[DRBD-user] strange drbd bug

Lars Ellenberg lars.ellenberg at linbit.com
Tue Oct 14 17:08:52 CEST 2014

Note: "permalinks" may not be as permanent as we would like,
direct links of old sources may well be a few messages off.

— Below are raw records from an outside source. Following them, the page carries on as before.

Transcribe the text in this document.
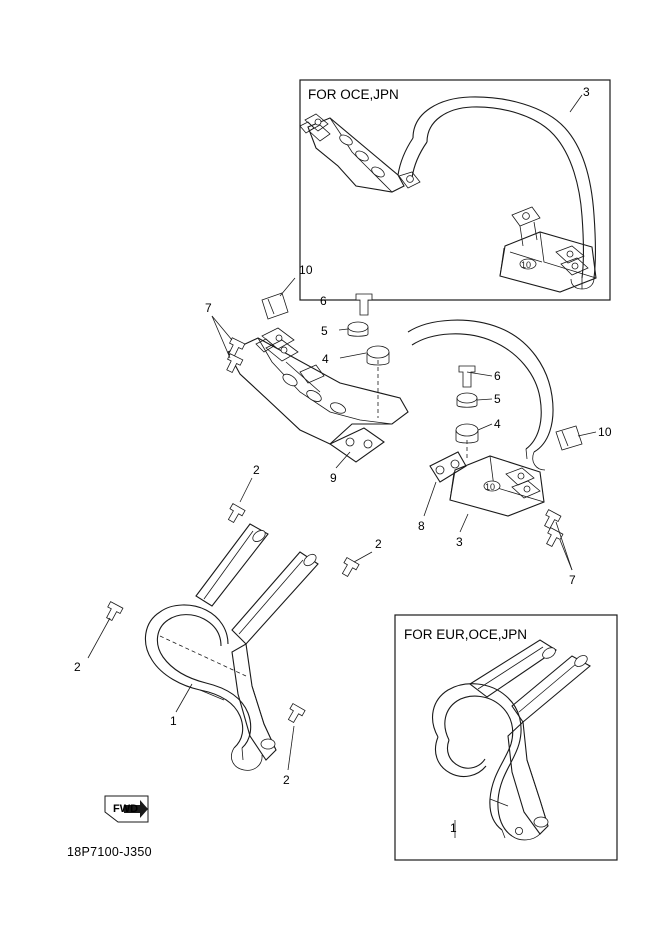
10
10
FOR OCE,JPN
FOR EUR,OCE,JPN
3
10
7	6
5
4
6
5
4
10
9
8
3
7
2
2
2
2
1
1
FWD
18P7100-J350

On Tue, Oct 14, 2014 at 03:27:56PM +0200, Matteo Tescione wrote:
> Hi all,
> 
> after almost 1 month I noticed the following strange BUG:

exact DRBD version?
in tree, out of tree?
kernel? patches applied? which ones?

DRBD Configuration and IO stack?
What do you do to trigger it?
How easy can you reproduce?
Logs leading up to this?

The stack traces look unusual.
You happen to try to trick DRBD into doing something it cannot do?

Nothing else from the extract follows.